LL parsers only work for unambiguous grammars. The most common classes of LL parsers (LL(1), LL(*)) do not work on all grammars and require some extra restrictions beyond that the grammar is unambiguous. For example, LL(1) parsers cannot handle left recursion.
Yes, and no. It is true that, like LL parsers, the most common types of LR parsers (LR(0), SLR(1), LALR(1), LR(1), IELR(1)) require the grammar to be unambiguous. You are correct that many ambiguities can be resolved with precedence declarations that tiebreak otherwise ambiguous grammars, but this can't resolve all ambiguities. Additionally, there are some unambiguous grammars that cannot be parsed by any LR(k) parser.
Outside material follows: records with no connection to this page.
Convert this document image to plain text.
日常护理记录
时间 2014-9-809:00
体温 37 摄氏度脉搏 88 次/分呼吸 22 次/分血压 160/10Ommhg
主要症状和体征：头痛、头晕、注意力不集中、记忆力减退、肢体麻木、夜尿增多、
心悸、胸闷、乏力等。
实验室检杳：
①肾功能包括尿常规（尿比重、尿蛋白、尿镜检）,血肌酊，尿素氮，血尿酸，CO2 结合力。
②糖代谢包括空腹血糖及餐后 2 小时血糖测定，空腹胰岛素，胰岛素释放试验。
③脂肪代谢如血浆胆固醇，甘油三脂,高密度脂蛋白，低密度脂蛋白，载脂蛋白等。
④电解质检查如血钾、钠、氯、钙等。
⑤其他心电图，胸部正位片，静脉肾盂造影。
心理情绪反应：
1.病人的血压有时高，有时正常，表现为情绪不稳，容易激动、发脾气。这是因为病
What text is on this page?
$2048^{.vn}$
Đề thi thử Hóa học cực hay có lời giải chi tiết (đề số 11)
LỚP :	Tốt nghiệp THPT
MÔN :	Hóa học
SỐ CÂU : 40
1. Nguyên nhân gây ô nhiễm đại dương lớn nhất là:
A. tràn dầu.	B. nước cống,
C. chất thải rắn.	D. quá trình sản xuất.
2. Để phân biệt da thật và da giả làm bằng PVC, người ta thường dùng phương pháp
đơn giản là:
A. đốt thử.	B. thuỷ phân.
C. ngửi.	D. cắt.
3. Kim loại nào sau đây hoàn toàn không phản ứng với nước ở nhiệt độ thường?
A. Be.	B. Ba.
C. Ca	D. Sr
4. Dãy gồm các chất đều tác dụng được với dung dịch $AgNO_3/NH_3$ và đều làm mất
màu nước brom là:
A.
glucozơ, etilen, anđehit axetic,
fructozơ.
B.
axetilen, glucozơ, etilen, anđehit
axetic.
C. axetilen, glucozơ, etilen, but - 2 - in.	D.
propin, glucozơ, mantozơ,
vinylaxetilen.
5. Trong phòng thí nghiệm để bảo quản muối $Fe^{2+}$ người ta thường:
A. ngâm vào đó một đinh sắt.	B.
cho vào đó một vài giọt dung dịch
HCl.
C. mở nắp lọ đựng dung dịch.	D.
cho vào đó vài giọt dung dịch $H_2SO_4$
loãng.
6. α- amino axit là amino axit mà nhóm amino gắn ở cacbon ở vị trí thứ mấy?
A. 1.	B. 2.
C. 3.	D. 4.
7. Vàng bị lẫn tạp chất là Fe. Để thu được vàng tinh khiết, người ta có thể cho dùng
Adding lookahead to an LL or LR parser gives the parser more context with which to decide which production rules to apply (for LL parsers) or whether to shift or reduce (LR parsers). Intuitively, being able to see further into the token sequence allows the parser to rule out some options that couldn't work because they couldn't match what comes next. The specific rules for how this lookahead works depends on the parsing algorithm; for example, LR(2) parsers have some nuances that don't show up in LR(1) parsers. You'll likely find the information you're looking for by specifically reading up on LL(1) parsing, LR(0) parsing, and LR(1) parsing and can use that as a launching point.